Jacques Billant, the Prefect of the Pas-de-Calais region, said that rescue crews were alerted that a boat with 59 people onboard was in difficulty in waters off the coast of Ambleteuse in the Pas-de-Calais area.

“A new drama took place around one in the morning and we deplore the death of eight people,” he told a news conference, adding that the other 51 onboard were now in the care of rescue and medical crews.

The dead were men from Eritrea, Sudan, Syria, Egypt, Iran and Afghanistan, he added.

The Channel is one of the world’s busiest shipping lanes and currents are strong, which makes crossing on small boats dangerous.

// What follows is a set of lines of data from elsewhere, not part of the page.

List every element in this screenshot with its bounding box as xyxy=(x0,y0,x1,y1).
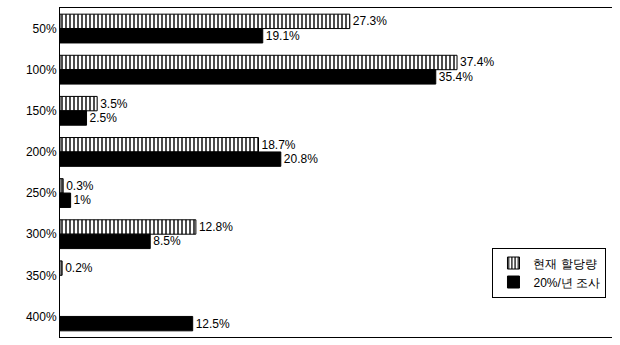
svg-text:27.3%: 27.3% xyxy=(353,14,387,28)
svg-text:250%: 250% xyxy=(26,186,57,200)
svg-text:200%: 200% xyxy=(26,145,57,159)
svg-text:18.7%: 18.7% xyxy=(262,138,296,152)
svg-text:8.5%: 8.5% xyxy=(153,234,181,248)
svg-text:300%: 300% xyxy=(26,227,57,241)
svg-text:400%: 400% xyxy=(26,310,57,324)
svg-text:12.8%: 12.8% xyxy=(199,220,233,234)
svg-text:20.8%: 20.8% xyxy=(284,152,318,166)
svg-text:20%/년 조사: 20%/년 조사 xyxy=(533,276,600,290)
svg-text:50%: 50% xyxy=(33,22,57,36)
svg-text:150%: 150% xyxy=(26,104,57,118)
svg-text:12.5%: 12.5% xyxy=(196,317,230,331)
svg-text:19.1%: 19.1% xyxy=(266,29,300,43)
svg-text:37.4%: 37.4% xyxy=(460,55,494,69)
svg-text:100%: 100% xyxy=(26,63,57,77)
svg-text:0.2%: 0.2% xyxy=(65,261,93,275)
svg-text:현재 할당량: 현재 할당량 xyxy=(533,257,596,271)
svg-text:2.5%: 2.5% xyxy=(90,111,118,125)
svg-text:35.4%: 35.4% xyxy=(439,70,473,84)
svg-text:350%: 350% xyxy=(26,269,57,283)
svg-text:0.3%: 0.3% xyxy=(66,179,94,193)
svg-text:1%: 1% xyxy=(74,193,92,207)
svg-text:3.5%: 3.5% xyxy=(100,97,128,111)
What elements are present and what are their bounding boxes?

© Reuters. Members of the Gendarmerie patrol at the beach in Ambleteuse, where several people reportedly died trying to cross the Channel from France to England, in Ambleteuse, France, September 15, 2024. REUTERS/Gonzalo Fuentes

The latest incident brings to 46 the number of people who have died trying to cross the Channel from France since the start of the year, Billant said.

On September 14 alone there were eight attempts to cross the Channel from France and some 200 migrants were rescued, he said.